De Utrechtsche kerkeraad was echter taai. De resolutie, die ik zoo even ter sprake bragt, was van 26 Januari 1667, en werd zelfs den 9den April van datzelfde jaar nog vernieuwd. En in Junij '68 waren Rector en Professoren al weder genoodzaakt ‘reverentlijck’ te kennen te geven, dat de Kerkeraad zich ten tweeden male had verstout, den student Johannes Fuyck lastig te vallen om eene wijsgeerige stelling, door hem, onder het Voorzitterschap van Prof. Regnerus van Mansvelt, verdedigd. Men had twee predikanten gecommitteerd om den student daarover aan te spreken en te bestraffen, en van zijn antwoord afhankelijk gemaakt, of men hem tot het Avondmaal zou toelaten of niet, welk antwoord niet voldoende was geweest, en hem de censuur op den hals had gehaald. Was dat niet, zoo klaagden de professoren, ‘een notoire invasie in de Academische privelegiën, ende een krachtigh middel, waardoor de studenten souden afkeerigh worden van deze Academie’? De Vroedschap had het wél verstaan, en bragt den kerkeraad het vroeger bevelschrift nog eens onder het oog. Maar al haar zucht tot ‘conservatie van de behoorlijcke liberteyt aan hare Academie’ verdween als een morgenwolk bij het opkomen van de zon, toen Prof. Essenius den 30 Junij 1669 door Matthias Crafford, een Schot, sommige stellingen van Prof. Burman liet bestrijden. Toen heette het, dat het niet aanging, mannen als Burman onder de verdenking te brengen van heterodoxie. Dit streed, meenden de voorzienige heeren, met alle orde en regel, en de straf bleef niet uit. Bij plakkaat werd Crafford uitgebannen, want ‘hij hadde het respect, luister en goede naam van onze Professoren geschonden en beledigt. Daarom - luidde het verder - hebben wij na gehouden serieuse
deliberatie goet
| |
| |
gevonden den voorz. Matthias Crafford van deze onze Academie te relegeren, gelijk wij deselve relegeren bij dezen... lasten voorders den Heer Officier alle gedrukte Exemplaren van 't voornoemde Tractaet - het heette Exercitatio Apologetica - op te halen. Met interdictie aen alle drukkers en boekverkoopers 't selve voortaen te veylen of te verkoopen op poene jegens de divulgateurs van fameuse Libellen gestatueerd.’ Voorts werd in naam der ‘liberteyt’ besloten, goedgevonden en verstaan, ‘dat de professoren dezer Academie, van wat facultijdt dieselve souden moghen wesen, hun voortaen sullen hebben te onthouden van te disputeren soodanige theses en corrolaria, met dewelcke een professor den ander kompt te provoceren ofte zijne opinie te bestrijden’. Het is zeker niet te ontkennen, dat al dit geharrewar vervelend was, maar als men voor de ‘liberteyt’ is, moet men daar tegen kunnen. Gelukkig lieten zij eene achterdeur open voor het geval, dat de een den ander wel tegenspreken moest; voor welk geval alleen werd aanbevolen, dat men zich van scherpe, verachtelijke of scheldende woorden zou onthouden. Ook in die dagen bleek het moeijelijk te zijn aan anderen te gunnen, wat men voor zich zelven eischte.

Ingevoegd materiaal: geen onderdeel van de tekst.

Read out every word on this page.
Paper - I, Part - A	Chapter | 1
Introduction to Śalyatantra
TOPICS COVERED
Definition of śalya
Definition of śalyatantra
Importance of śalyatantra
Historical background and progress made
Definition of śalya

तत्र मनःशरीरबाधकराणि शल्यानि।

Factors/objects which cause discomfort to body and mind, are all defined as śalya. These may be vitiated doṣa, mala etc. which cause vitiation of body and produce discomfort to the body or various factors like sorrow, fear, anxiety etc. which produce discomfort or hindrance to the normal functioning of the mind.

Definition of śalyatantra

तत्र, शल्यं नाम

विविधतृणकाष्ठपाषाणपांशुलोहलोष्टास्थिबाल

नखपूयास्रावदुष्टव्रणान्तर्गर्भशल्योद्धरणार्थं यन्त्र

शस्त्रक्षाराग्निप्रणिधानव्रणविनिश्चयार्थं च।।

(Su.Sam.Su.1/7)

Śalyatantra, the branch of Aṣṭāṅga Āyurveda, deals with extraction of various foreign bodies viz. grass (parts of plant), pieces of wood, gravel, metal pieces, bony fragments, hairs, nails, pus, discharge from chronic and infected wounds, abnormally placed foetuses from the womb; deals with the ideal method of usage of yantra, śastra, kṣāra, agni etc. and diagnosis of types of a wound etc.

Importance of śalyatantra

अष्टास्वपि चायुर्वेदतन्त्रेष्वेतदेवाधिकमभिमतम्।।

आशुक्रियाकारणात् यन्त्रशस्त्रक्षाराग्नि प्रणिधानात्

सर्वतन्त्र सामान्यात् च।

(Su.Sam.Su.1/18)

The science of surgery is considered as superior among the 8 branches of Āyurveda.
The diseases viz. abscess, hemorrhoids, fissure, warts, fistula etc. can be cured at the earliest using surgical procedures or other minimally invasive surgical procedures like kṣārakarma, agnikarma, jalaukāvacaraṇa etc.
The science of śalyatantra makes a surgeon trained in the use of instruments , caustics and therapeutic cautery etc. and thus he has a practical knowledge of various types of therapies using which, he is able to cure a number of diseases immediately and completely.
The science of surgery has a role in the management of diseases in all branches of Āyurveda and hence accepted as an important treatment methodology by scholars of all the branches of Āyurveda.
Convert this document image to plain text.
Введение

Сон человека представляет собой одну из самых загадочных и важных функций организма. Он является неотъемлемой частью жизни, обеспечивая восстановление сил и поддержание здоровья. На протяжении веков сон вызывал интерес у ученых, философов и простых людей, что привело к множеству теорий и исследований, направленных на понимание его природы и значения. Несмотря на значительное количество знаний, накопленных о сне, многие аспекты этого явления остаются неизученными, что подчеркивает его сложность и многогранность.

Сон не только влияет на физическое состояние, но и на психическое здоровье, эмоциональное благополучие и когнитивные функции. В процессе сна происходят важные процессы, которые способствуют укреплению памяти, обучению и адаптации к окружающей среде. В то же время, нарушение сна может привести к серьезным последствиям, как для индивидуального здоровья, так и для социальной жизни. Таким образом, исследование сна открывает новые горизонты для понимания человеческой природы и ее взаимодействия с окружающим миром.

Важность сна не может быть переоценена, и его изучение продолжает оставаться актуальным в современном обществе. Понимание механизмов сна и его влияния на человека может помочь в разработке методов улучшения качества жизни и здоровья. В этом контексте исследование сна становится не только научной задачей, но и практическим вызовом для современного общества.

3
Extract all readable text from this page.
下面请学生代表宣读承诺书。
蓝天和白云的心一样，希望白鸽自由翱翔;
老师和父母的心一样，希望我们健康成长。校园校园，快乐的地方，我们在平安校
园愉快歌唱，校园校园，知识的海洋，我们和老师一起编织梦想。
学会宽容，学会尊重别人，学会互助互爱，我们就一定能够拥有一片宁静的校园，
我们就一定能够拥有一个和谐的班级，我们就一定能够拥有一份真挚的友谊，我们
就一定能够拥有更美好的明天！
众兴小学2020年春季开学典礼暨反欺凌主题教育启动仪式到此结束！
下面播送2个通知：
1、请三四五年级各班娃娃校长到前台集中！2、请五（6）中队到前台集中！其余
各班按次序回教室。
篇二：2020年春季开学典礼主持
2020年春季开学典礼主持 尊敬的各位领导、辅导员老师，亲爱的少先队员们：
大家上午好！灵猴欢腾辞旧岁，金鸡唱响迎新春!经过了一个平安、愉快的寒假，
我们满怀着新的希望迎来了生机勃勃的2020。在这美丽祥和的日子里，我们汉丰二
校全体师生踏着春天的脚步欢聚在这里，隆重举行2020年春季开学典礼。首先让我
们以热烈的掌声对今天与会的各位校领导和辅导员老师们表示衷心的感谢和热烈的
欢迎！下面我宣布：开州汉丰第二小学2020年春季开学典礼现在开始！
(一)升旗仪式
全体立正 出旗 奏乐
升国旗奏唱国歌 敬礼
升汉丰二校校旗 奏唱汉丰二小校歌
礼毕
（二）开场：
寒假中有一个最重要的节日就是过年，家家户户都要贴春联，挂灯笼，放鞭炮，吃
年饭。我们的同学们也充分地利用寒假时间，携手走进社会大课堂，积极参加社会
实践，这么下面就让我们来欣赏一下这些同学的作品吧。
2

Het was in 't algemeen een wanhopige strijd, omdat niemand op zuiver terrein stond en men wapenen gebruikte gevaarlijk voor de hand, die ze voerde, of het beginsel, waarvoor men heette te strijden, in het volgende oogenblik verloochende. Wie zou kunnen gelooven, dat Burman zoo hard over de Remonstranten zou oordeelen als hij in zijn Synopsis toch deed, zoodat van Limborch er zich bitter over beklaagde in den brief aan L. van Velthuysen, met wien Burman te Utrecht in slagorde stond tegenover den kerkeraad der Hervormden, en die ook een vriend van van Limborch was? De Remonstranten werden nu en dan door hunne tegenpartij zeer in de engte gedreven, omdat zij vroeger ‘toen de wettelycke en Christelycke Overheyt hare magt tegen hen aenleyde’, van die overheid hadden durven zeggen, dat zij waren: ‘menscheneeters, bloetsuypers, vreemde quidams, vervolgers en tyrannen, godloose geveynsde huychelaren, die tegen orde en privilegiën van de landen in de Regeeringe geset zijn’; hetgeen dan werd bewezen met een beroep op ‘de Nulliteyten der Dortsen Synodus’, ‘Hemelse Synodus’ enz. ‘Vrymoedigh ondersoeck der Placcaten’, ‘Vryen Godsdienst gedruckt’, ‘Spongia Erasmi’, en dergelijke geschriften, die moesten aantoonen, dat zij vroeger zelve hadden geklaagd over
| |
| |
hetgeen zij nu regtmatig achtten. Maar niet minder lastig werd het den kerkeraad gemaakt, die van het gezag der Overheid op het gebied der kerk niets wilde hooren. Vroeger hadden die van de Gereformeerde Religie waren, dat gezag meermalen ingeroepen, en in 1647 diende de kerkeraad nog eene Remonstrantie in bij de Staten van Utrecht, die alles van de Overheid verwachtte. Hij verlangde van haar ‘exclusie van alle Paepsche Conventiculen met de appendentie van dien’ en hoopte dat er op dezelfde wijze zou gehandeld worden tegen de ‘Socinianen, nieuwe Arianen ende haere fauteuren’. Men gaf hun na in eene ‘Apostille’ op die Remonstrantie, dat zij één lijn trokken met de Joden, die ook ‘met dusdanige requesten Pilatum daartoe brachten, dat hy Christum selve dede dooden’. Zij die het zwaard, door de Roomsche kerk te hulp geroepen, zoo verfoeiden, wekten nu de magistraten op tot geweld, tot bannen, ‘tot branden van landen, steden en luyden’; zij maakten van hunne eigene ‘decreten, provinciale en nationale decisiën’ een nieuwen Paus, en indien zij, zoo redeneert een ander, in hunne eigene zaken alle gezag der overheid verwierpen en er zich met kracht tegen verzetten, kwam het immers niet te pas, ze in te roepen en te gebruiken tegenover anderen. Dit was niet anders dan wegen met tweeërlei weegschaal.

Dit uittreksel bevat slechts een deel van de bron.